Learn and develop skilled physical labor.
Posted by weliketoparty23@reddit | collapse | View on Reddit | 13 comments
Guessing most of you here are service or white collar office workers. I've got a pretty strong conviction that when collapse happens, money will be one of the first things to go bust. Think rampant inflation, distrust in fiat, central banks collapsing, social support networks failing, new monetary systems springing up and burning out. It's already been on track to happen in a lot of the developed world for decades, COVID just accelerated it, with climate change about to really exacerbate things.
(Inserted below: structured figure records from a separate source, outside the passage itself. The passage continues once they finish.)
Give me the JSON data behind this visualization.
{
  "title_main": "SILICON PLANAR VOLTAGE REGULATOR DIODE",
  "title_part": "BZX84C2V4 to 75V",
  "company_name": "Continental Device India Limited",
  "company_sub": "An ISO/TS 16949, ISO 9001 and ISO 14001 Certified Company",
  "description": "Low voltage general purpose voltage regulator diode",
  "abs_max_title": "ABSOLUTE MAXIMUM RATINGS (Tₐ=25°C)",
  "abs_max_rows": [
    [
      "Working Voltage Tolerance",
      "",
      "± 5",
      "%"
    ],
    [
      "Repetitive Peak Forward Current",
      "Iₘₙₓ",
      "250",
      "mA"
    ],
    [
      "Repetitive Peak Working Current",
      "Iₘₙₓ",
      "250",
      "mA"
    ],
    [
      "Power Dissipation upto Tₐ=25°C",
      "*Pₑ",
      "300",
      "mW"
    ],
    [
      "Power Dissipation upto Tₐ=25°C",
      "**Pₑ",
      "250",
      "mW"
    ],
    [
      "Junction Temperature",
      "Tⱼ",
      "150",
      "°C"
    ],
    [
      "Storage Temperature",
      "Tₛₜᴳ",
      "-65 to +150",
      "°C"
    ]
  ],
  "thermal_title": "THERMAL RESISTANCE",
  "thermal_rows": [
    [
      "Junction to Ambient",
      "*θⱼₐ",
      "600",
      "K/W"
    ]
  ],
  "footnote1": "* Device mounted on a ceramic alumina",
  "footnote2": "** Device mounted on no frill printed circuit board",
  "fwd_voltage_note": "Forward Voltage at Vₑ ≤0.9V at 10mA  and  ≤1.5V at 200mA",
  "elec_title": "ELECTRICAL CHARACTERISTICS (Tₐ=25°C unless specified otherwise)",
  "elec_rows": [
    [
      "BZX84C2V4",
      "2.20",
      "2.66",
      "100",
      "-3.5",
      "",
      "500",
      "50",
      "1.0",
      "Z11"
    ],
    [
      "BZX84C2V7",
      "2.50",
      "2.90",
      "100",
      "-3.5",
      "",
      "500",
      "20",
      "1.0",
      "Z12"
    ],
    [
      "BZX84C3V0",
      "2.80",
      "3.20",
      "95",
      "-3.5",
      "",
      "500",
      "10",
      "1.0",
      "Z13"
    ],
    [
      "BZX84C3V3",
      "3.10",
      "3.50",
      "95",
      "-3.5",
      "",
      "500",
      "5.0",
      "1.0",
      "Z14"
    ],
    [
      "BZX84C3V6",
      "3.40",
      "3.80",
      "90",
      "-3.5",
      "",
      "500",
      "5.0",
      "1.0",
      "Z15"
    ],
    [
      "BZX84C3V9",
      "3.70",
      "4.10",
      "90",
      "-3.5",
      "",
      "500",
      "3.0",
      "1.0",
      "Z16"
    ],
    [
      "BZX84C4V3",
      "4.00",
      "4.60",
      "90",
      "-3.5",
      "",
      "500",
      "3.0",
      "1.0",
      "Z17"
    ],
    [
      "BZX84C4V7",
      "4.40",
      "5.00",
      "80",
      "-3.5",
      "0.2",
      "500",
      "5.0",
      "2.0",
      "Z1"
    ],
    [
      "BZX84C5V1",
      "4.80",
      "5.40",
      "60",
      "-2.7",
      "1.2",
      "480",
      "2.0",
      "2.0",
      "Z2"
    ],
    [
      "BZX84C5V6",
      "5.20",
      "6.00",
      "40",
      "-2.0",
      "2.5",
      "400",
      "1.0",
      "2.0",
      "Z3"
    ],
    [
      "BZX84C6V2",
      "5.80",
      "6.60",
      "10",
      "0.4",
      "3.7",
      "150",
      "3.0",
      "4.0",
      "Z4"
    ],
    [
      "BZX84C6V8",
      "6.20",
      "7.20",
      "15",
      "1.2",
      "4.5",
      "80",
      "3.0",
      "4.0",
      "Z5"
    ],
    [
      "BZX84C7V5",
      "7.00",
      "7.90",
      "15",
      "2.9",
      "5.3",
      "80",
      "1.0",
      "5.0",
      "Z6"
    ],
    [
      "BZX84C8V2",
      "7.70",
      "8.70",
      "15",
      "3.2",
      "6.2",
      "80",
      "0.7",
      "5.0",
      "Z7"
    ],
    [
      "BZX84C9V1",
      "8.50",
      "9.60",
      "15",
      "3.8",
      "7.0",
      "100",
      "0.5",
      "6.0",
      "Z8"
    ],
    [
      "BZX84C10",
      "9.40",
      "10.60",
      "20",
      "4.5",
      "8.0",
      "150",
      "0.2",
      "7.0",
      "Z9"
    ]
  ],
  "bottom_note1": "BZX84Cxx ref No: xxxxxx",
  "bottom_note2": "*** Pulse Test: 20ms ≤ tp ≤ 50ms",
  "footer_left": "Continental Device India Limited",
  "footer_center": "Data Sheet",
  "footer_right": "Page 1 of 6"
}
Economies will collapse. Your current set of skills will no longer be in demand and you're going to need to figure something else out. By far the most important thing you can do right now to prepare to support yourself is learning and developing critical societal skills. Home maintenance and repair, tailoring, hunting, husbandry, auto mechanics, welding and machining, electrical work, logging and milling, something. Become physically strong if you're able. These are the kinds of labor that will be in demand. You can learn a lot of these things at a community college or trade school, or through volunteering in agriculture, construction. Become good friends with your neighbors, especially if they're laborers.
memmolemmo@reddit
The above are all going to be useless areas to specialize in during collapse unless you learn how these fields worked pre-industrial revolution. Good luck operating machinery with no power and no industrial capacity to produce replaceable parts.
weliketoparty23@reddit (OP)
What gives you that impression? Do you really think people are going to not develop the required renewable/off-grid power systems for highly important infrastructure like machine shops, auto shops, sawmills, etc. in order to maintain some kind of local industrial capability in the face of collapse? It'd be stupid to not to. Excepting maybe another Carrington event, collapse isn't happening overnight; people (us) are going to prepare for it, and people are ingenius. Engineers will be directing communities. Honestly the biggest challenge I see is the huge fuel requirements for modern farming equipment.
individual_328@reddit
aka Hollywood inspired prepping
BetterFoodNetwork@reddit
Joke's on you. I have rheumatoid arthritis. If society collapses and my medication goes bye-bye, I'm going to off myself ASAP. Have fun in Bartertown, bitches!✌🏻
FYATWB@reddit
Another one of those "I don't understand tipping points" posts.
Turbulent_Zebra8862@reddit
Yeah, we should all definitely not try to learn any useful skills to better ourselves our our lives in the short term.
weliketoparty23@reddit (OP)
Sure I do. I'm just trying to not be one of the billions that dies in the short term. My family already owns and operates farmland in the Great Lakes region and should be fairly resilient to changes in climate, at least for a few decades.
Airilsai@reddit
Learn how to grow food. That will be one of the most valuable skills possible.
weliketoparty23@reddit (OP)
Yep, that's husbandry
Airilsai@reddit
Its many different life skills. Gardening, husbandry, earthcare, agriculture, horticulture, permaculture. Take your pic, there's so many wonderful opportunities to learn to care for life!
happyladpizza@reddit
yup! and at home dentistry
99borks@reddit
No thanks. I don't want to live in that world.
I'm not saying you're wrong wanting to struggle on, but as a collapse-aware person, I'm 'out' if and when we get to that point within my lifetime (I'm middle aged).
I'm collapse-aware, but not a survivalist. That's its own thing. When medical services, pharmaceuticals, dentistry, etc are widely unavailable, that's a hellscape that sounds entirely unappealing. I'm not talking temporary/localized loss of those services (in itself a collapse-related issue) but if/when we go into a dark age for those capabilities and they're not coming back, and not able to move to another region is better off.
Turbulent_Zebra8862@reddit
The dental crisis coming for this country scares the shit out of me. We're going to see people dropping like it's the 1800s again.